When the shortcut works and when it does not
The weak-base shortcut x ≈ √(KbC) is usually fine when the extent of reaction is small relative to the starting concentration. For 0.100 M KBrO, the ionization fraction is under 1 percent, so the shortcut works well. For broad educational use, it is acceptable. Still, the calculator above solves the quadratic expression directly, which avoids approximation error and gives a cleaner result when you explore more extreme concentrations.
Interpreting the chemistry in a practical way
In a laboratory context, KBrO solutions are of interest because hypobromite chemistry appears in oxidation, halogen equilibrium, and water-treatment discussions. Even though many textbook problems ask only for pH, the number is really telling you about the position of an equilibrium. A pH around 10.8 for 100 mM KBrO means only a small fraction of BrO– converts into HBrO and OH–, but that fraction is still enough to make the solution clearly basic.
If you are comparing KBrO with other oxyhalogen salts, remember that their pH values depend strongly on the pKa of the corresponding acid. That is why potassium hypochlorite and potassium hypoiodite do not all land at exactly the same pH when prepared at the same molarity. Their conjugate acids differ in strength, and the conjugate bases inherit that difference.

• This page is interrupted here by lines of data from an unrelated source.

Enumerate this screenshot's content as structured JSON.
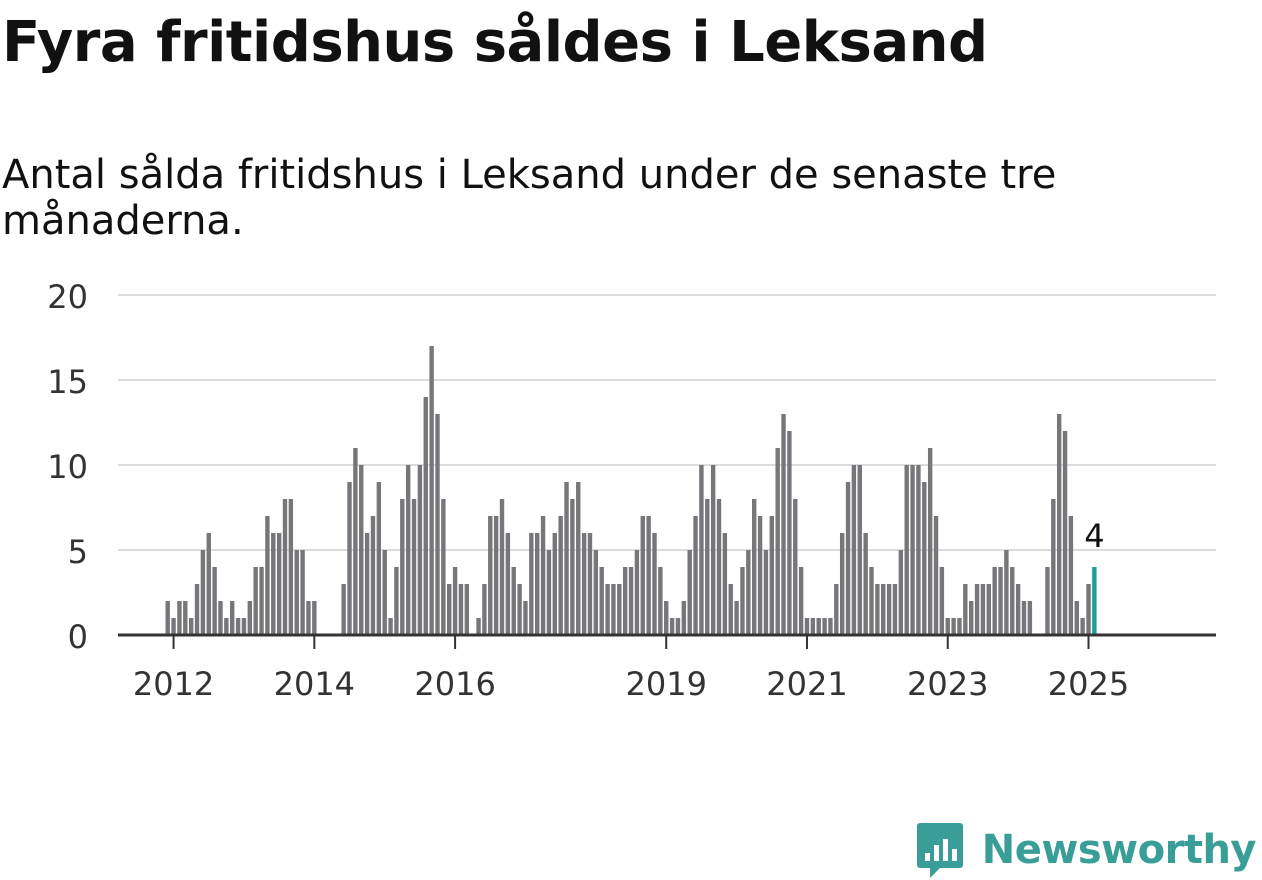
{
  "header": {
    "title": "Fyra fritidshus såldes i Leksand",
    "subtitle": "Antal sålda fritidshus i Leksand under de senaste tre månaderna."
  },
  "brand": {
    "name": "Newsworthy",
    "icon": "newsworthy-logo-icon",
    "color": "#3a9e98"
  },
  "colors": {
    "bar": "#77767b",
    "highlight": "#1c9e97",
    "grid": "#dcdcdc",
    "axis": "#333333"
  },
  "chart_data": {
    "type": "bar",
    "title": "Fyra fritidshus såldes i Leksand",
    "subtitle": "Antal sålda fritidshus i Leksand under de senaste tre månaderna.",
    "xlabel": "",
    "ylabel": "",
    "ylim": [
      0,
      20
    ],
    "yticks": [
      0,
      5,
      10,
      15,
      20
    ],
    "grid": true,
    "x_start": "2011-12",
    "x_end": "2025-02",
    "xticks": [
      {
        "label": "2012",
        "month": "2012-01"
      },
      {
        "label": "2014",
        "month": "2014-01"
      },
      {
        "label": "2016",
        "month": "2016-01"
      },
      {
        "label": "2019",
        "month": "2019-01"
      },
      {
        "label": "2021",
        "month": "2021-01"
      },
      {
        "label": "2023",
        "month": "2023-01"
      },
      {
        "label": "2025",
        "month": "2025-01"
      }
    ],
    "values": [
      2,
      1,
      2,
      2,
      1,
      3,
      5,
      6,
      4,
      2,
      1,
      2,
      1,
      1,
      2,
      4,
      4,
      7,
      6,
      6,
      8,
      8,
      5,
      5,
      2,
      2,
      0,
      0,
      0,
      0,
      3,
      9,
      11,
      10,
      6,
      7,
      9,
      5,
      1,
      4,
      8,
      10,
      8,
      10,
      14,
      17,
      13,
      8,
      3,
      4,
      3,
      3,
      0,
      1,
      3,
      7,
      7,
      8,
      6,
      4,
      3,
      2,
      6,
      6,
      7,
      5,
      6,
      7,
      9,
      8,
      9,
      6,
      6,
      5,
      4,
      3,
      3,
      3,
      4,
      4,
      5,
      7,
      7,
      6,
      4,
      2,
      1,
      1,
      2,
      5,
      7,
      10,
      8,
      10,
      8,
      6,
      3,
      2,
      4,
      5,
      8,
      7,
      5,
      7,
      11,
      13,
      12,
      8,
      4,
      1,
      1,
      1,
      1,
      1,
      3,
      6,
      9,
      10,
      10,
      6,
      4,
      3,
      3,
      3,
      3,
      5,
      10,
      10,
      10,
      9,
      11,
      7,
      4,
      1,
      1,
      1,
      3,
      2,
      3,
      3,
      3,
      4,
      4,
      5,
      4,
      3,
      2,
      2,
      0,
      0,
      4,
      8,
      13,
      12,
      7,
      2,
      1,
      3,
      4
    ],
    "highlight_index": 158,
    "annotation": "4"
  }
}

Authoritative references for deeper study
If you want to verify acid-base concepts or explore bromine oxy-compounds in greater depth, these resources are useful:
- PubChem, U.S. National Library of Medicine: Hypobromous Acid
- U.S. Environmental Protection Agency: National Primary Drinking Water Regulations
- NCBI Bookshelf: acid-base and solution chemistry references
Final takeaway
To calculate the pH of a 100m KBrO solution, first decide what “100m” means. If it means 100 mM, then the concentration is 0.100 M and the pH is about 10.8 at 25 C using a typical pKa of 8.65 for HBrO. If you literally mean 100 M, the ideal calculation gives a pH near 12.3, though that result should be treated cautiously because such a concentrated solution is not realistically described by simple dilute-solution equilibrium theory. The key chemistry is always the same: BrO– is the conjugate base of a weak acid, so it hydrolyzes water and makes the solution basic.